See, this film is a truncated version of 20-some episodes of the first season of the series and, as such, whips through the material like a whirlwind, dropping exposition through voiceover or on-the-nose dialogue so poor it doesn’t allow for any mystery. I understand the wanting by the director to remain faithful to the material, but this adaptation shouldn’t have been attempting to cram as much as the first season into it as possible, but instead taking the subtext and main elements of the first season and crafting something better suited for a feature film. I’m not saying that would be easy, I’m not saying I know how to do that, but I am saying I’d be far more appreciative of a film that strayed but elevated than I am of a film that hangs tight but drags all down. In its current form, “The Last Airbender” plays like a movie where the director forgot to shoot enough coverage and, therefore, has to edit random things together at a slipshod pace because, really, there’s no other option.
The tight gallop through season one in the film means that there is little-to-zero character development, cameo moments only those faithful to the series can appreciate and very little of the fun that the original allowed to sneak into cracks between the important moments.
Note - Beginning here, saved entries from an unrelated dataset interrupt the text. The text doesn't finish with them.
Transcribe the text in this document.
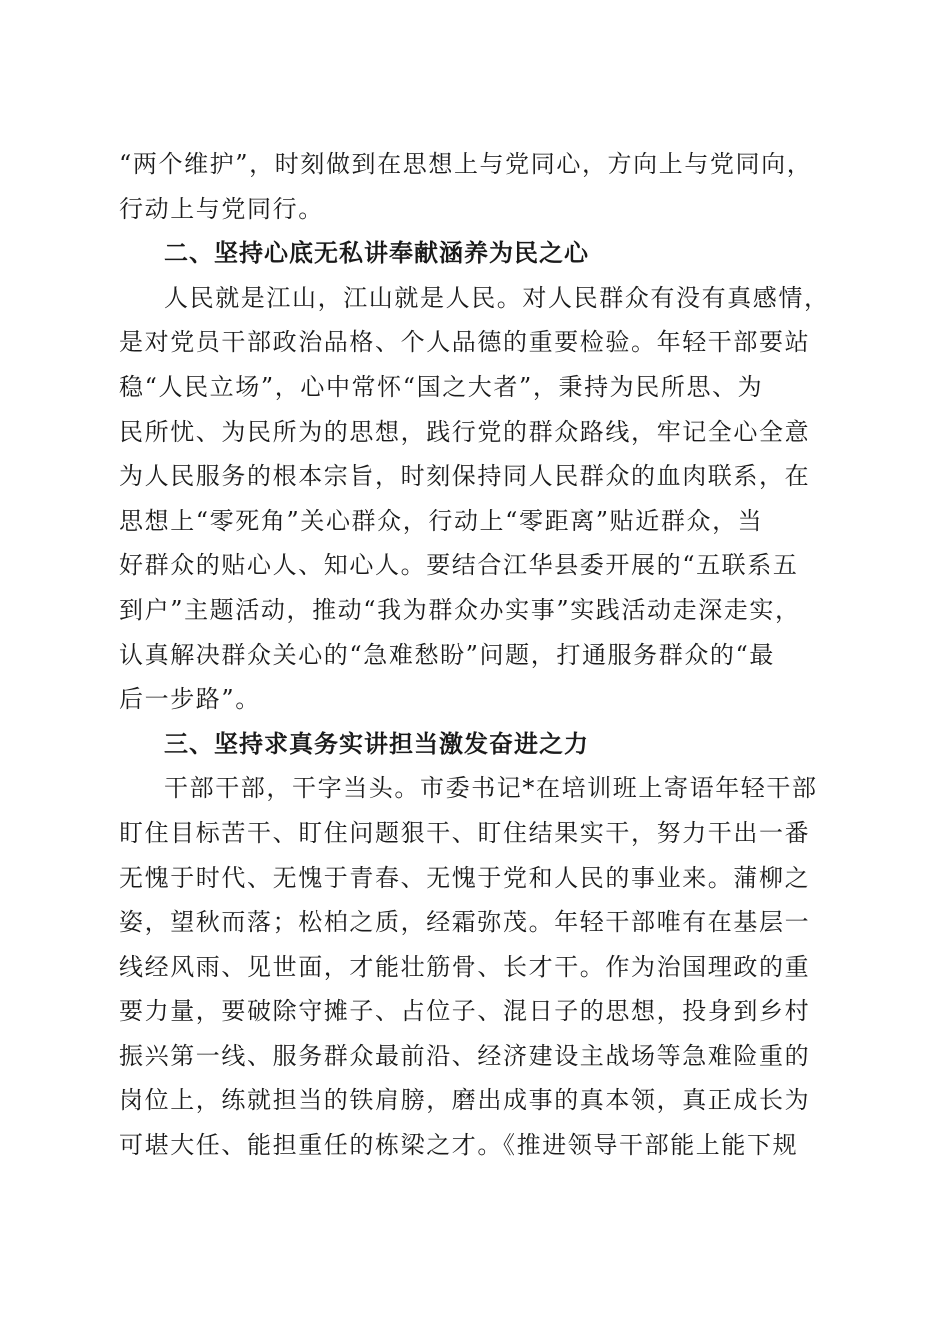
“两个维护”，时刻做到在思想上与党同心，方向上与党同向，
行动上与党同行。
二、坚持心底无私讲奉献涵养为民之心
人民就是江山，江山就是人民。对人民群众有没有真感情，
是对党员干部政治品格、个人品德的重要检验。年轻干部要站
稳“人民立场”，心中常怀“国之大者”，秉持为民所思、为
民所忧、为民所为的思想，践行党的群众路线，牢记全心全意
为人民服务的根本宗旨，时刻保持同人民群众的血肉联系，在
思想上“零死角”关心群众，行动上“零距离”贴近群众，当
好群众的贴心人、知心人。要结合江华县委开展的“五联系五
到户”主题活动，推动“我为群众办实事”实践活动走深走实，
认真解决群众关心的“急难愁盼”问题，打通服务群众的“最
后一步路”。
三、坚持求真务实讲担当激发奋进之力
干部干部，干字当头。市委书记*在培训班上寄语年轻干部
盯住目标苦干、盯住问题狠干、盯住结果实干，努力干出一番
无愧于时代、无愧于青春、无愧于党和人民的事业来。蒲柳之
姿，望秋而落；松柏之质，经霜弥茂。年轻干部唯有在基层一
线经风雨、见世面，才能壮筋骨、长才干。作为治国理政的重
要力量，要破除守摊子、占位子、混日子的思想，投身到乡村
振兴第一线、服务群众最前沿、经济建设主战场等急难险重的
岗位上，练就担当的铁肩膀，磨出成事的真本领，真正成长为
可堪大任、能担重任的栋梁之才。《推进领导干部能上能下规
On top of that, the acting is poor, but to that end, so is the expository dialogue, so I question how any actor could elevate their performance above this material. Shaun Toub, playing Fire Nation General Iroh, is the best of the bunch, or at least the most fully-formed, so credit where credit is due.
I honestly am not criticizing the film due to its comparison to the original, instead all my comparison has done is allow me to understand the “why” of much of the material presented, and the needing and respecting the original series when a bolder touch could’ve been better. When I criticize the film as it stands alone, the pace is rushed, the acting is horrible and I question the point of creating it at all; why did M. Night need to make this film? What was the message he was trying to convey by doing so? That said, I have seen worse, and this was not the most miserable time I’ve had at the cinema. Instead, it’s mostly “eh, so?” for me. I don’t see the point of the film at all, and it moved my emotions very little, one way or the other.